The wild nene family strolls the grounds of the MBCC.

The wild nene family strolls the grounds of the MBCC.

Over the last 17 years, 442 nene (Hawaiian goose) have been released throughout the Hawaiian Islands through the Hawaii Endangered Bird Conservation Program. Our nene breeding program played a vital part in the conservation success for a species whose population was down to only 40 birds in the 1940s. With current wild population estimates around at 2,500 birds split between the islands of Kauai, Molokai, Maui, and Hawaii, the breeding program was halted in 2011.

For me, the only downside of this success is no longer raising the gorgeous nene goslings, which were a highlight of working at the Maui Bird Conservation Center (MBCC). So it was a great delight when a pair of familiar nene came back to establish a nest site this January on our facility’s grounds. The male and female hatched here in 2004 and 2005 respectively and were both released into the wild here on Maui.
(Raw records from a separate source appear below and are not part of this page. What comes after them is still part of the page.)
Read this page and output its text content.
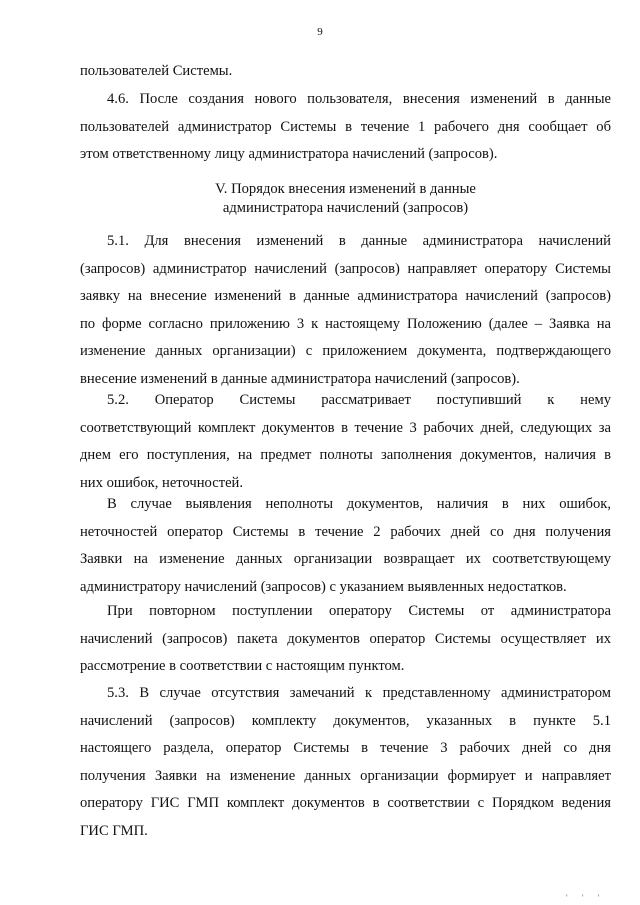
9

пользователей Системы.

4.6. После создания нового пользователя, внесения изменений в данные
пользователей администратор Системы в течение 1 рабочего дня сообщает об
этом ответственному лицу администратора начислений (запросов).

V. Порядок внесения изменений в данные
администратора начислений (запросов)

5.1. Для внесения изменений в данные администратора начислений
(запросов) администратор начислений (запросов) направляет оператору Системы
заявку на внесение изменений в данные администратора начислений (запросов)
по форме согласно приложению 3 к настоящему Положению (далее – Заявка на
изменение данных организации) с приложением документа, подтверждающего
внесение изменений в данные администратора начислений (запросов).

5.2. Оператор Системы рассматривает поступивший к нему
соответствующий комплект документов в течение 3 рабочих дней, следующих за
днем его поступления, на предмет полноты заполнения документов, наличия в
них ошибок, неточностей.

В случае выявления неполноты документов, наличия в них ошибок,
неточностей оператор Системы в течение 2 рабочих дней со дня получения
Заявки на изменение данных организации возвращает их соответствующему
администратору начислений (запросов) с указанием выявленных недостатков.

При повторном поступлении оператору Системы от администратора
начислений (запросов) пакета документов оператор Системы осуществляет их
рассмотрение в соответствии с настоящим пунктом.

5.3. В случае отсутствия замечаний к представленному администратором
начислений (запросов) комплекту документов, указанных в пункте 5.1
настоящего раздела, оператор Системы в течение 3 рабочих дней со дня
получения Заявки на изменение данных организации формирует и направляет
оператору ГИС ГМП комплект документов в соответствии с Порядком ведения
ГИС ГМП.

' ' '
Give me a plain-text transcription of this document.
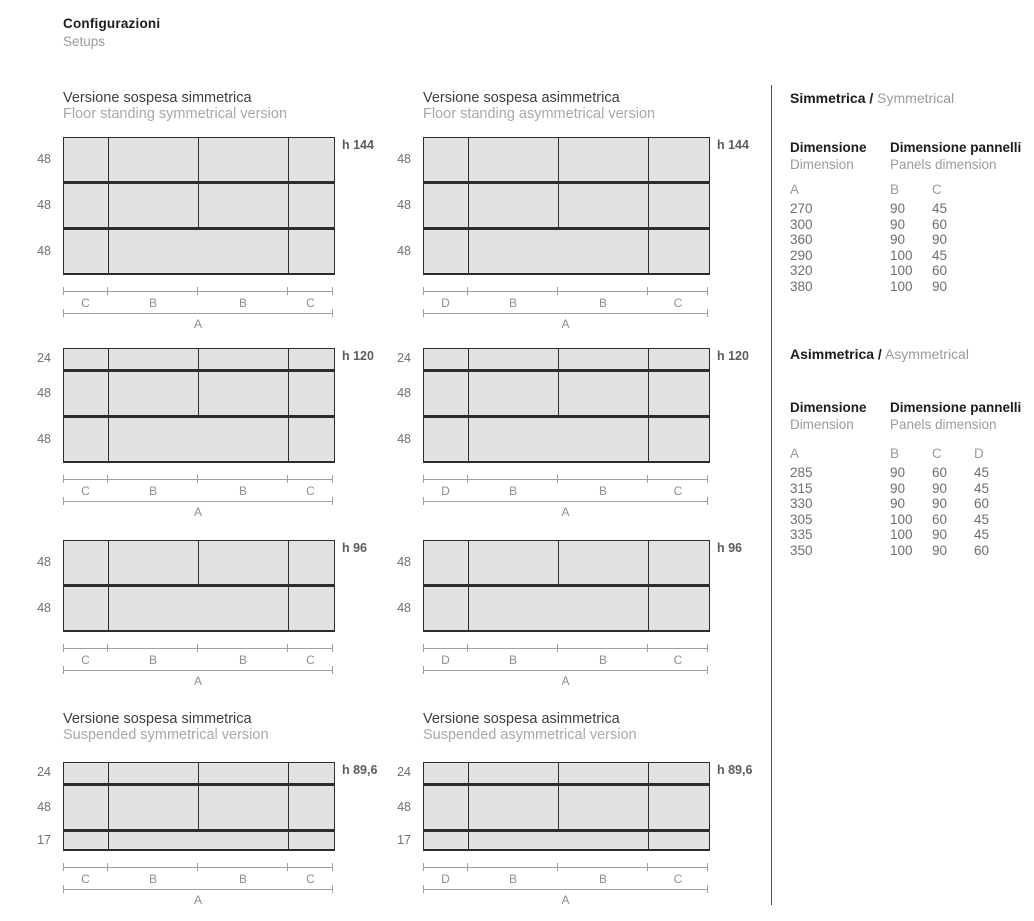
Configurazioni
Setups
Versione sospesa simmetrica
Floor standing symmetrical version
Versione sospesa asimmetrica
Floor standing asymmetrical version
Versione sospesa simmetrica
Suspended symmetrical version
Versione sospesa asimmetrica
Suspended asymmetrical version
48
48
48
h 144
C	B	B	C
A
48
48
48
h 144
D	B	B	C
A
24
48
48
h 120
C	B	B	C
A
24
48
48
h 120
D	B	B	C
A
48
48
h 96
C	B	B	C
A
48
48
h 96
D	B	B	C
A
24
48
17
h 89,6
C	B	B	C
A
24
48
17
h 89,6
D	B	B	C
A
Simmetrica / Symmetrical
Dimensione
Dimension
Dimensione pannelli
Panels dimension
A	B	C
270	90	45
300	90	60
360	90	90
290	100	45
320	100	60
380	100	90
Asimmetrica / Asymmetrical
Dimensione
Dimension
Dimensione pannelli
Panels dimension
A	B	C	D
285	90	60	45
315	90	90	45
330	90	90	60
305	100	60	45
335	100	90	45
350	100	90	60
One can only imagine where and when this couple “fell in love,” but this is not their first nesting attempt at MBCC. The pair attempted a nest last year and laid two eggs, but one egg disappeared, and the pair abandoned the nest after the second egg was mysteriously moved quite a distance away. This season, the pair chose a more protected location and laid three eggs in a nest surrounded by the calls of the `alala and kiwikiu (Maui parrotbill). After 30 long days of anticipation, the pair successfully hatched out three perfect goslings!

For the next six days, the pair did a wonderful job keeping the goslings safe and warm, and we enjoyed being hissed away by the protective parents. But, hoping to minimize habituation to humans, we asked personnel from the State of Hawaii to translocate the family to a safe haven in a pre-release pen at the Piiholo Ranch where the goslings can grow, flourish, and eventually take flight over Maui.

We are thankful for the nene coming back to nest, and we hope to see them again next year!